32- Se a 1ª Co-ré C.. não tivesse desbloqueado as contas dos intervenientes chamados para as quais foram feitas as transferências abusivas do dinheiro das contas dos Autores aqueles não teriam tido a possibilidade de fazer os levantamentos que fizeram nos Multibancos do Casino do Estoril e do Casino de Lisboa.
33- Os levantamentos do dia 15 de Abril que foram feitos pelo interveniente chamado J.. á noite nunca teriam sido possíveis se a 1ª Co-ré C.. não tivesse, negligentemente, desbloqueada a conta desse mesmo interveniente.
34- Nessa mesma data de 15-4-2009 foi feita mais uma transferência abusiva através da Caixa directa on-line da conta nº .. de que é titular o 2º Co-A. Fr.. para a conta nº .. de que é titular a interveniente A.. (cfr. citado Doc. nº 2 junto pelos réus com a sua contestação).
35- Contudo a 1ª Co-ré C... já procedeu á restituição ao 2º Co-Autor desse valor e, consequentemente, ele reduziu o pedido da acção quanto ao montante restituído.
36- Os factos alegados pela 1ª Co-ré C... nos artºs 32º a 35º e 41º da sua contestação foram levados á base instrutória e constituem os quesitos 22º, 23º e 24º com a seguinte redação:
Quesito 22º: As mensagens referidas em 21º surgem antes do acesso ao serviço “Caixa direta on-line” e têm que ser fechadas pelo utilizador antes da inserção do número de contrato e do Código de acesso ?
Quesito 23º: No “site” da ré C.. estão divulgadas as recomendações de segurança com o teor constante de fls 69 a 70?

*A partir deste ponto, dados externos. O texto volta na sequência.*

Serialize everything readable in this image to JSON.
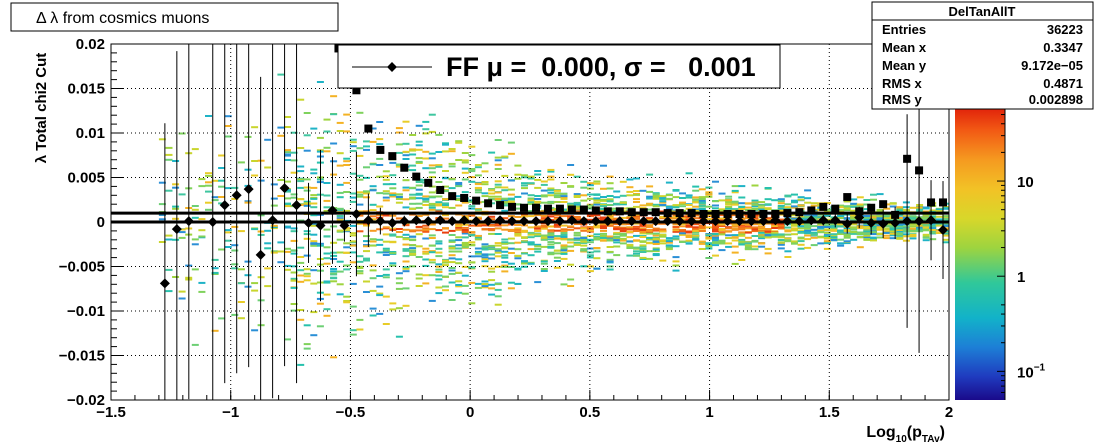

Quesito 24º: Os Autores foram informados das condições gerais de utilização do serviço “Caixa directa on-line” com o teor constante de fls 84 e 85?
37- O Tribunal “a quo” ao quesito 22º respondeu: “Provado apenas que actualmente no “site” da C.., S.A., estão divulgadas as recomendações de segurança com o teor constante de fls 69 e 70.
E ao quesito 23º respondeu:
“Provado apenas que actualmente no site da C.. S.A. estão divulgadas as recomendações de segurança com o teor de fls 69 e 70 (cfr. despacho de correção ou retificação de erro material proferido em 17-12-2011).
E ao quesito 24º o Tribunal “a quo” respondeu:
“Provado apenas que o contrato assinado pelos Autores continha as “Condições Gerais de Utilização do Serviço Caixa directa on-line”, com o teor constante de fls 84 e 85 dos autos”.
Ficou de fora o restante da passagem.